It's what's inside that matters: Locking up proteins enables cancer metastasis
Researchers from Tokyo Medical and Dental University (TMDU) discover a novel mechanism by which claudin-1 contributes to the progression of tongue squamous cell carcinoma
While it is known that most cancers try to grow and spread to the rest of the body, for many cancers it is unclear how they actually achieve taking over the host's body. In a new study published in Cancer Science, researchers from Tokyo Medical and Dental University (TMDU) revealed a novel mechanism by which tongue squamous cell carcinoma (TSCC) exploits a protein whose task actually is to keep the tissue together.
A group of cells, also called tissue, is held together by a number of proteins that form a complex called tight junctions on the cell surface. Their function is to provide stability to the tissue as well as to prevent leakage of transported solutes and water by ensuring that molecules only pass through, and not between, the cells. One of the proteins that is part of tight junctions is claudin-1. Several studies have shown that claudin-1 plays an important role in several cancers, such as oral, gastric, liver and colon cancer.
"The amount of claudin-1 that a cancer makes has not been shown to correlate with how malignant that cancer is," says corresponding author of the study Miki Hara-Yokoyama. "The goal of our study was to understand at the molecular level how claudin-1 is involved in cancer progression."

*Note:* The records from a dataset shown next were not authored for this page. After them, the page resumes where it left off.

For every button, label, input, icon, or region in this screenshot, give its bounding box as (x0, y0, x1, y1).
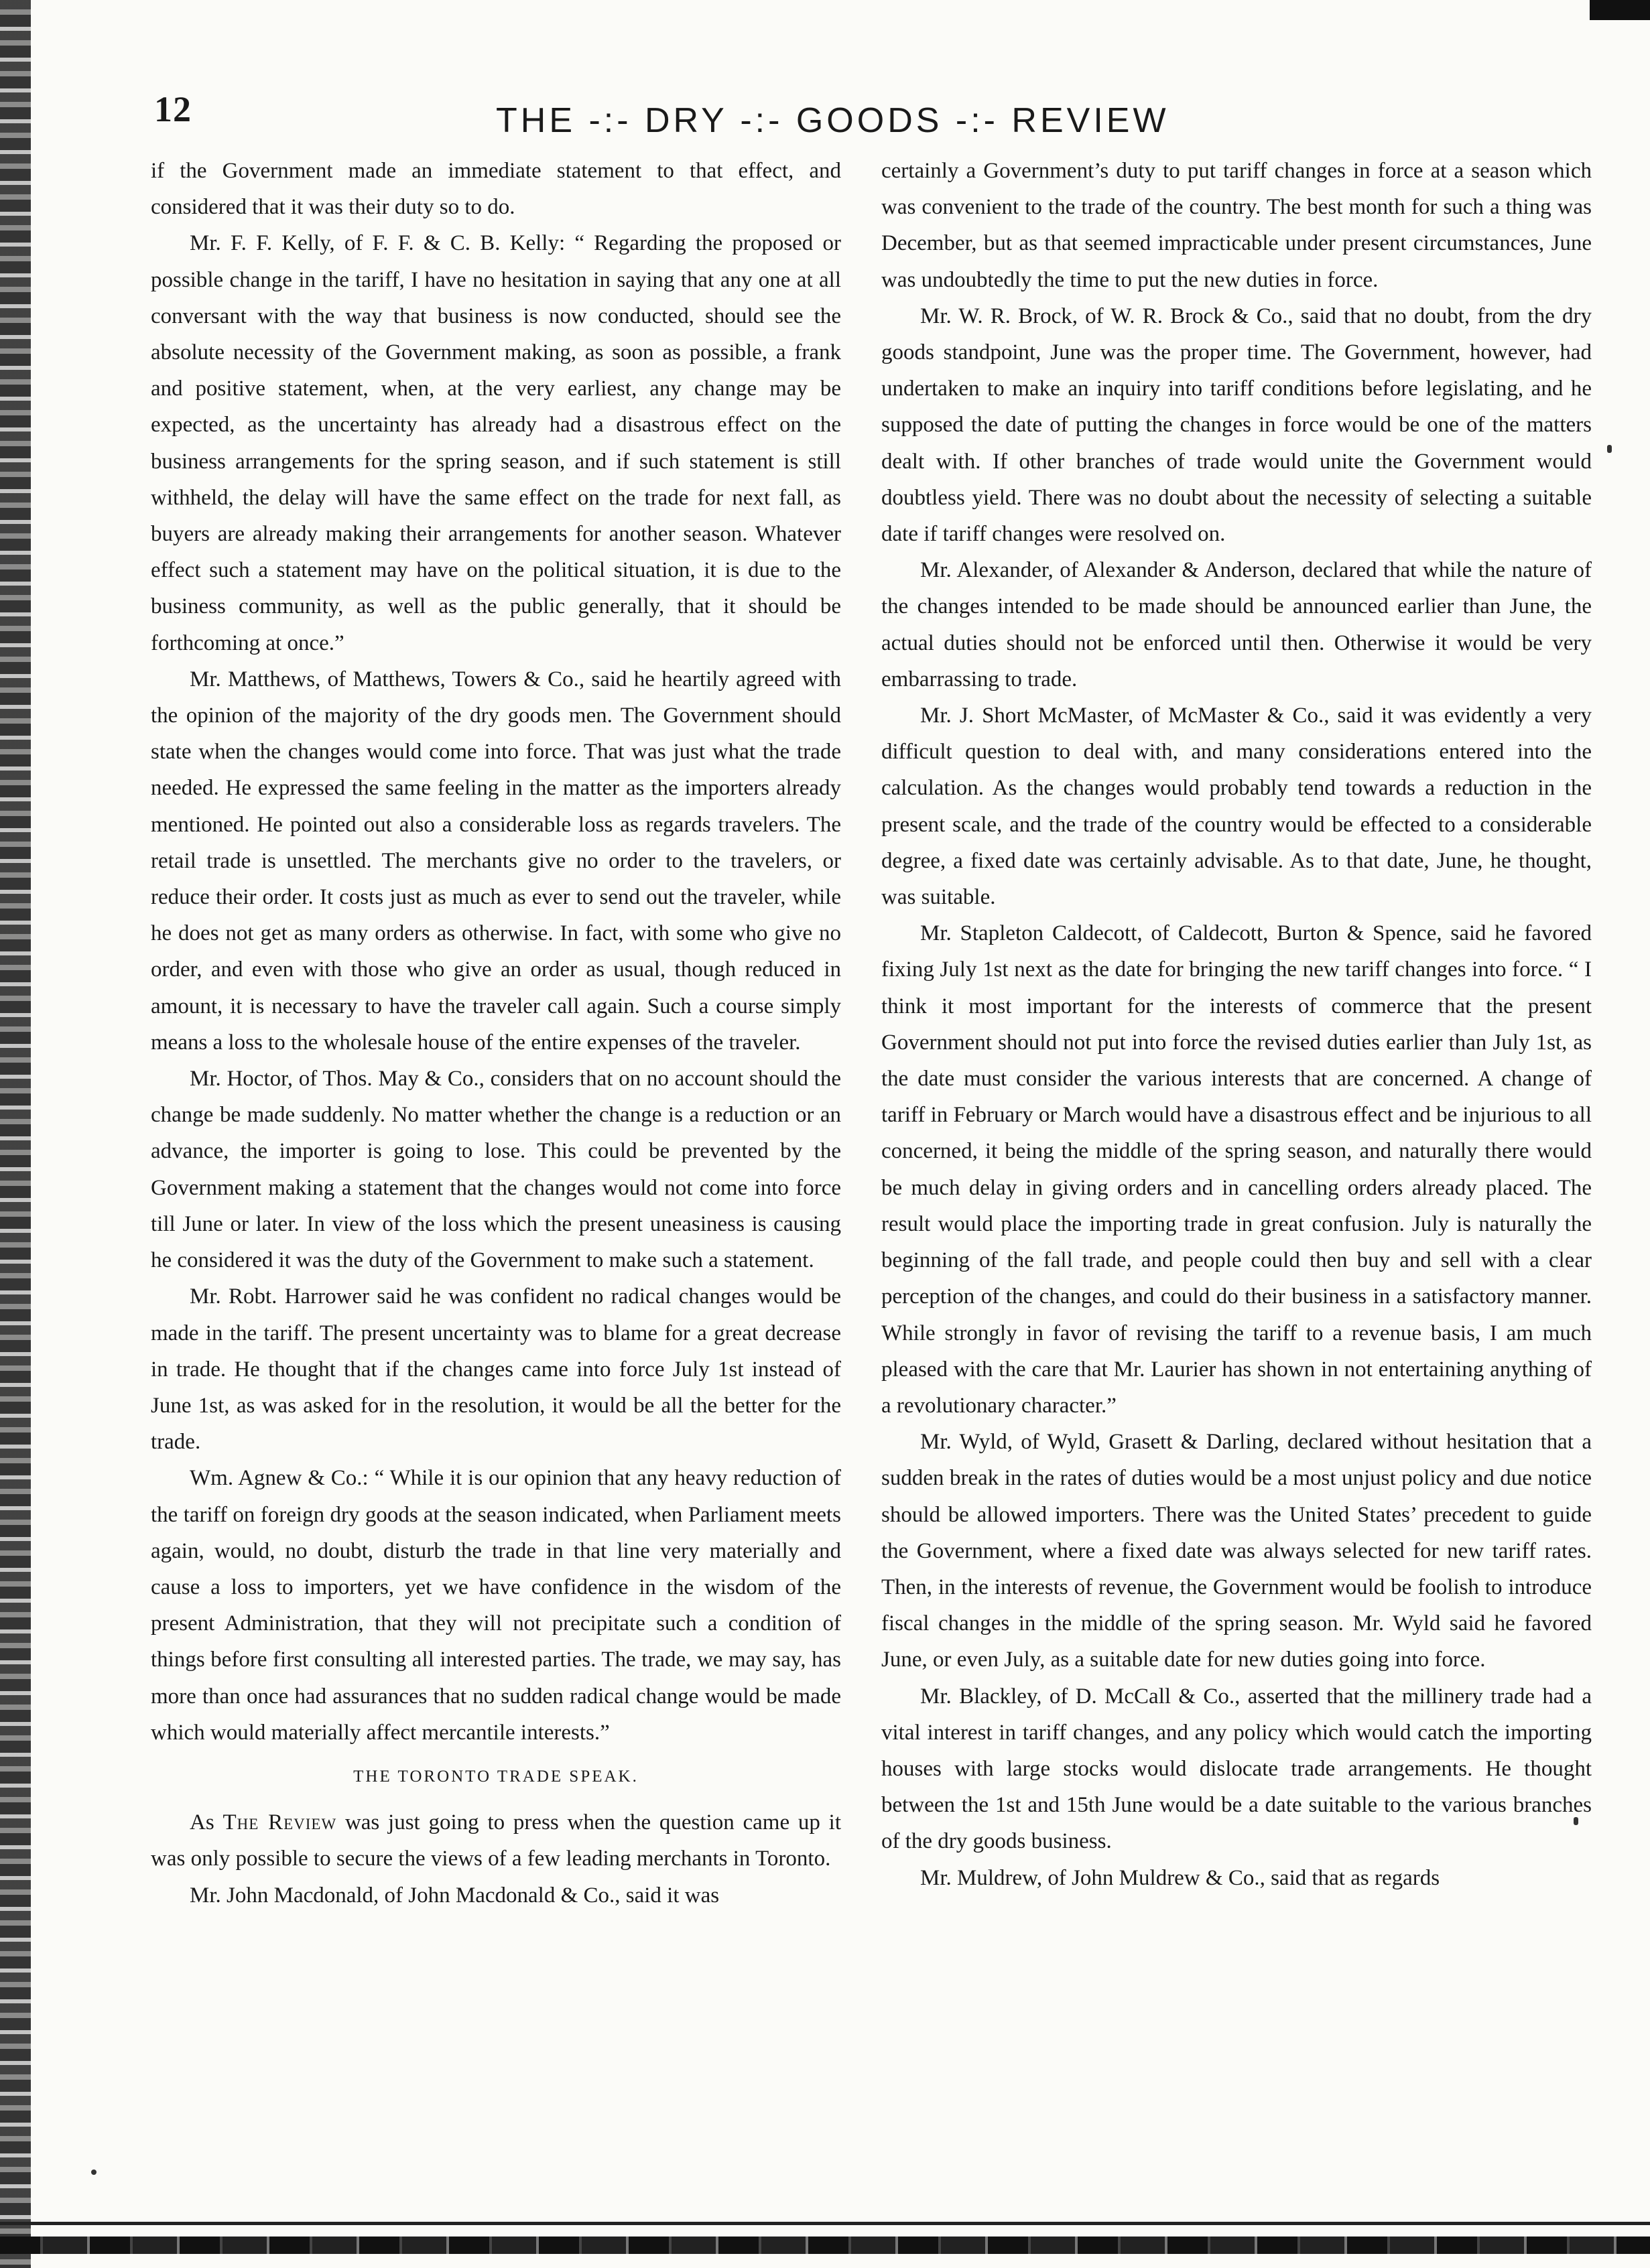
paragraph-matthews: Mr. Matthews, of Matthews, Towers & Co., said he heartily agreed with the opinion of the majority of the dry goods men. The Government should state when the changes would come into force. That was just what the trade needed. He expressed the same feeling in the matter as the importers already mentioned. He pointed out also a considerable loss as regards travelers. The retail trade is unsettled. The merchants give no order to the travelers, or reduce their order. It costs just as much as ever to send out the traveler, while he does not get as many orders as otherwise. In fact, with some who give no order, and even with those who give an order as usual, though reduced in amount, it is necessary to have the traveler call again. Such a course simply means a loss to the wholesale house of the entire expenses of the traveler. (151, 667, 841, 1055)
paragraph-alexander: Mr. Alexander, of Alexander & Anderson, declared that while the nature of the changes intended to be made should be announced earlier than June, the actual duties should not be enforced until then. Otherwise it would be very embarrassing to trade. (881, 558, 1592, 691)
masthead-title: THE -:- DRY -:- GOODS -:- REVIEW (496, 101, 1169, 140)
intro-rest: was just going to press when the question came up it was only possible to secure the views of a few leading merchants in Toronto. (151, 1810, 841, 1871)
bottom-rule (0, 2237, 1650, 2254)
binding-edge (0, 0, 31, 2268)
paragraph-intro (151, 1804, 841, 1877)
paragraph-mcmaster: Mr. J. Short McMaster, of McMaster & Co., said it was evidently a very difficult question to deal with, and many considerations entered into the calculation. As the changes would probably tend towards a reduction in the present scale, and the trade of the country would be effected to a considerable degree, a fixed date was certainly advisable. As to that date, June, he thought, was suitable. (881, 704, 1592, 910)
stray-dot (91, 2170, 97, 2175)
stray-mark (1607, 445, 1612, 453)
paragraph-kelly: Mr. F. F. Kelly, of F. F. & C. B. Kelly: “ Regarding the proposed or possible change in the tariff, I have no hesitation in saying that any one at all conversant with the way that business is now conducted, should see the absolute necessity of the Government making, as soon as possible, a frank and positive statement, when, at the very earliest, any change may be expected, as the uncertainty has already had a disastrous effect on the business arrangements for the spring season, and if such statement is still withheld, the delay will have the same effect on the trade for next fall, as buyers are already making their arrangements for another season. Whatever effect such a statement may have on the political situation, it is due to the business community, as well as the public generally, that it should be forthcoming at once.” (151, 231, 841, 655)
paragraph-macdonald: Mr. John Macdonald, of John Macdonald & Co., said it was (190, 1883, 720, 1908)
corner-mark (1590, 0, 1650, 20)
left-column (151, 153, 841, 2163)
paragraph-wyld: Mr. Wyld, of Wyld, Grasett & Darling, declared without hesitation that a sudden break in the rates of duties would be a most unjust policy and due notice should be allowed importers. There was the United States’ precedent to guide the Government, where a fixed date was always selected for new tariff rates. Then, in the interests of revenue, the Government would be foolish to introduce fiscal changes in the middle of the spring season. Mr. Wyld said he favored June, or even July, as a suitable date for new duties going into force. (881, 1430, 1592, 1672)
page-number: 12 (154, 89, 192, 129)
paragraph-blackley: Mr. Blackley, of D. McCall & Co., asserted that the millinery trade had a vital interest in tariff changes, and any policy which would catch the importing houses with large stocks would dislocate trade arrangements. He thought between the 1st and 15th June would be a date suitable to the various branches of the dry goods business. (881, 1684, 1592, 1854)
stray-mark (1574, 1817, 1578, 1825)
paragraph-muldrew: Mr. Muldrew, of John Muldrew & Co., said that as regards (920, 1865, 1440, 1890)
paragraph-caldecott: Mr. Stapleton Caldecott, of Caldecott, Burton & Spence, said he favored fixing July 1st next as the date for bringing the new tariff changes into force. “ I think it most important for the interests of commerce that the present Government should not put into force the revised duties earlier than July 1st, as the date must consider the various interests that are concerned. A change of tariff in February or March would have a disastrous effect and be injurious to all concerned, it being the middle of the spring season, and naturally there would be much delay in giving orders and in cancelling orders already placed. The result would place the importing trade in great confusion. July is naturally the beginning of the fall trade, and people could then buy and sell with a clear perception of the changes, and could do their business in a satisfactory manner. While strongly in favor of revising the tariff to a revenue basis, I am much pleased with the care that Mr. Laurier has shown in not entertaining anything of a revolutionary character.” (881, 921, 1592, 1418)
review-name: The Review (223, 1810, 337, 1835)
paragraph-agnew: Wm. Agnew & Co.: “ While it is our opinion that any heavy reduction of the tariff on foreign dry goods at the season indicated, when Parliament meets again, would, no doubt, disturb the trade in that line very materially and cause a loss to importers, yet we have confidence in the wisdom of the present Administration, that they will not precipitate such a condition of things before first consulting all interested parties. The trade, we may say, has more than once had assurances that no sudden radical change would be made which would materially affect mercantile interests.” (151, 1466, 841, 1745)
paragraph-continuation-right: certainly a Government’s duty to put tariff changes in force at a season which was convenient to the trade of the country. The best month for such a thing was December, but as that seemed impracticable under present circumstances, June was undoubtedly the time to put the new duties in force. (881, 159, 1592, 292)
paragraph-harrower: Mr. Robt. Harrower said he was confident no radical changes would be made in the tariff. The present uncertainty was to blame for a great decrease in trade. He thought that if the changes came into force July 1st instead of June 1st, as was asked for in the resolution, it would be all the better for the trade. (151, 1284, 841, 1455)
paragraph-continuation: if the Government made an immediate statement to that effect, and considered that it was their duty so to do. (151, 159, 841, 220)
right-column (881, 153, 1592, 2163)
paragraph-hoctor: Mr. Hoctor, of Thos. May & Co., considers that on no account should the change be made suddenly. No matter whether the change is a reduction or an advance, the importer is going to lose. This could be prevented by the Government making a statement that the changes would not come into force till June or later. In view of the loss which the present uneasiness is causing he considered it was the duty of the Government to make such a statement. (151, 1067, 841, 1273)
section-heading: THE TORONTO TRADE SPEAK. (353, 1767, 639, 1786)
bottom-rule-thin (0, 2222, 1650, 2225)
paragraph-brock: Mr. W. R. Brock, of W. R. Brock & Co., said that no doubt, from the dry goods standpoint, June was the proper time. The Government, however, had undertaken to make an inquiry into tariff conditions before legislating, and he supposed the date of putting the changes in force would be one of the matters dealt with. If other branches of trade would unite the Government would doubtless yield. There was no doubt about the necessity of selecting a suitable date if tariff changes were resolved on. (881, 304, 1592, 547)
intro-prefix: As (190, 1810, 223, 1835)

To achieve their goal, the researchers investigated specimens from patients with TSCC for the amount of claudin-1 produced by the cancer, as well as where in the cancer cell the protein is located. Given that claudin-1s are part of tight junctions, one might expect that they are naturally localized to the cell surface. It turns out it is not that simple.
"We know that localization is a key determinant of protein function. So we wanted to know if the localization of claudin-1 was connected to the progression of TSCC," says lead author of the study Daisuke Yamamoto.
The researchers found that although the total amount of claudin-1 in TSCC cells and the invasiveness of the cancer were not associated, the amount of claudin-1 localized to the interior of the cell increased with the degree of cervical lymph node metastasis. They then isolated cells from TSCC and showed that when claudin-1 is locked within the cells or when the cells are entirely depleted of claudin-1, the cancer cells become more migratory.
"These are striking results that show how cancer cells break free from a tissue and increase their motility to invade lymph nodes and other organs of the body," says Hara-Yokoyama. "Invasive cancers that are capable of spreading and disabling vital organ functions are often very difficult to contain. Our findings could offer a novel therapy to prevent cancers from progressing and metastasizing."